Piece by Piece
The simple truths should be said more. Of course, they’re not really simple when you examine them.
I love seeing your name on my phone.
You have the best sense of humor.
I like spending time with you.
These things are honest, but vulnerable. And being vulnerable, even in little ways, can be scary. This week, I found myself butting up against the edge of my own armor—and that was how I realized I’d put it on. I hadn’t noticed, not really, that various bits of past heartache had come out to play.
And it’s interesting to notice that the impetus came from some other avenue entirely. And yet. And still. The armor was there, protective and safe, but a bit too heavy.
I am not always good at needing people, because needing people is vulnerable. The irony is that I love being needed and let in. And I try very hard not to be a hypocrite. So I am working on, piece by piece, taking that armor off.

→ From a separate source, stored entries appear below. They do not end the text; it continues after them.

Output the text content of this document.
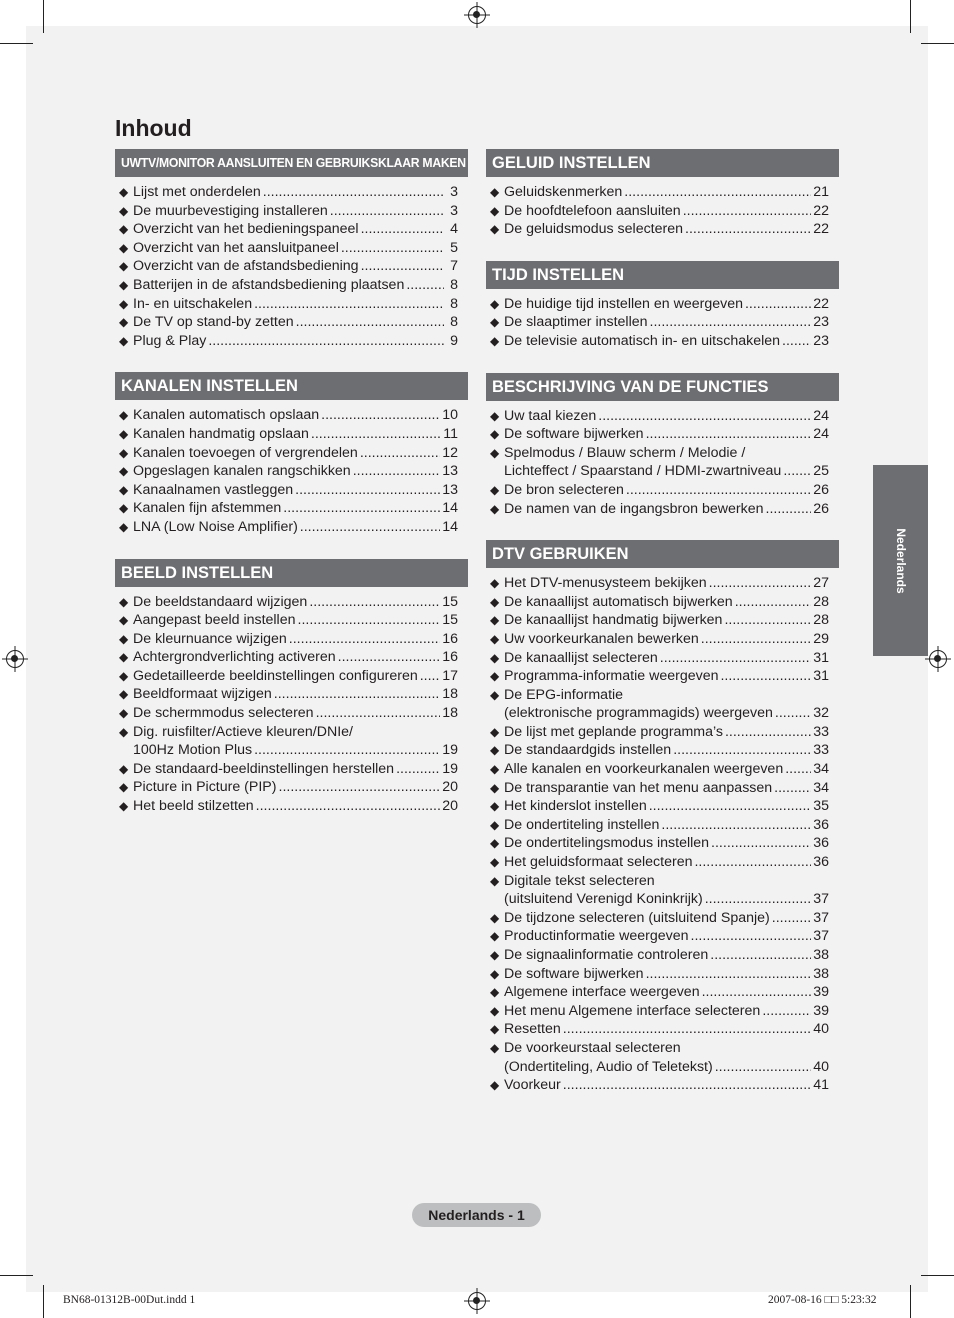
Inhoud
UWTV/MONITOR AANSLUITEN EN GEBRUIKSKLAAR MAKEN
◆ Lijst met onderdelen .....	3
◆ De muurbevestiging installeren .....	3
◆ Overzicht van het bedieningspaneel .....	4
◆ Overzicht van het aansluitpaneel .....	5
◆ Overzicht van de afstandsbediening .....	7
◆ Batterijen in de afstandsbediening plaatsen .....	8
◆ In- en uitschakelen .....	8
◆ De TV op stand-by zetten .....	8
◆ Plug & Play .....	9
KANALEN INSTELLEN
◆ Kanalen automatisch opslaan .....	10
◆ Kanalen handmatig opslaan .....	11
◆ Kanalen toevoegen of vergrendelen .....	12
◆ Opgeslagen kanalen rangschikken .....	13
◆ Kanaalnamen vastleggen .....	13
◆ Kanalen fijn afstemmen .....	14
◆ LNA (Low Noise Amplifier) .....	14
BEELD INSTELLEN
◆ De beeldstandaard wijzigen .....	15
◆ Aangepast beeld instellen .....	15
◆ De kleurnuance wijzigen .....	16
◆ Achtergrondverlichting activeren .....	16
◆ Gedetailleerde beeldinstellingen configureren ..... 17
◆ Beeldformaat wijzigen .....	18
◆ De schermmodus selecteren .....	18
◆ Dig. ruisfilter/Actieve kleuren/DNIe/
100Hz Motion Plus .....	19
◆ De standaard-beeldinstellingen herstellen .....	19
◆ Picture in Picture (PIP) .....	20
◆ Het beeld stilzetten .....	20
GELUID INSTELLEN
◆ Geluidskenmerken .....	21
◆ De hoofdtelefoon aansluiten .....	22
◆ De geluidsmodus selecteren .....	22
TIJD INSTELLEN
◆ De huidige tijd instellen en weergeven .....	22
◆ De slaaptimer instellen .....	23
◆ De televisie automatisch in- en uitschakelen ..... 23
BESCHRIJVING VAN DE FUNCTIES
◆ Uw taal kiezen .....	24
◆ De software bijwerken .....	24
◆ Spelmodus / Blauw scherm / Melodie /
Lichteffect / Spaarstand / HDMI-zwartniveau ..... 25
◆ De bron selecteren .....	26
◆ De namen van de ingangsbron bewerken .....	26
DTV GEBRUIKEN
◆ Het DTV-menusysteem bekijken .....	27
◆ De kanaallijst automatisch bijwerken .....	28
◆ De kanaallijst handmatig bijwerken .....	28
◆ Uw voorkeurkanalen bewerken .....	29
◆ De kanaallijst selecteren .....	31
◆ Programma-informatie weergeven .....	31
◆ De EPG-informatie
(elektronische programmagids) weergeven .....	32
◆ De lijst met geplande programma’s .....	33
◆ De standaardgids instellen .....	33
◆ Alle kanalen en voorkeurkanalen weergeven ..... 34
◆ De transparantie van het menu aanpassen .....	34
◆ Het kinderslot instellen .....	35
◆ De ondertiteling instellen .....	36
◆ De ondertitelingsmodus instellen .....	36
◆ Het geluidsformaat selecteren .....	36
◆ Digitale tekst selecteren
(uitsluitend Verenigd Koninkrijk) .....	37
◆ De tijdzone selecteren (uitsluitend Spanje) .....	37
◆ Productinformatie weergeven .....	37
◆ De signaalinformatie controleren .....	38
◆ De software bijwerken .....	38
◆ Algemene interface weergeven .....	39
◆ Het menu Algemene interface selecteren .....	39
◆ Resetten .....	40
◆ De voorkeurstaal selecteren
(Ondertiteling, Audio of Teletekst) .....	40
◆ Voorkeur .....	41
Nederlands
Nederlands - 1
BN68-01312B-00Dut.indd 1	2007-08-16 □□ 5:23:32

It isn’t necessary. It isn’t useful. And it is a bit silly, all things considered.
But it reminded me that we really need to be gentle with those around us and ourselves. To extend a bit of extra kindness out into the universe and inward. And, when all else fails, tell people that you care. And why you care. And what you love about them. (Note: this is not some secret scheme for y’all to hurl compliments at me. I’m genuinely offering advice.)
Be sincere and honest and damn the rest. Because the things that save us from heartbreak and loneliness and the difficult bits is never, ever armor. It’s a friend putting a card in the mail. It’s a surprise present in a bad moment. It’s sharing and caring and being utterly silly whenever possible, because life is serious enough.
It’s connection and laughter and daring to ask every question wandering in your heart. To see what happens. To see what’s next. To grab joy with both hands—and each other. When the night feels too dark, and the bad things feel endless even if they are small, it’s really you and me and us and we that get us through.
Tell people how you feel. Tell them without worrying how it might go over. Because that’s really out of your control. But the telling? That telling is yours. So, be big and brave and perhaps unwise, and say the things.
I have always said what’s in my heart. Even if it takes me a while to get there. Even when my voice shook. Even when it all went to hell. Even when it only worked out for a minute. It’s always the hardest and the easiest thing. But it’s the most honest thing, too. And there’s no one else who’s going to do it for you or keep you from it.
Guess what? You make the rules. And you also get to break them. Sometimes, just for the plot. But most often, for the joy of it.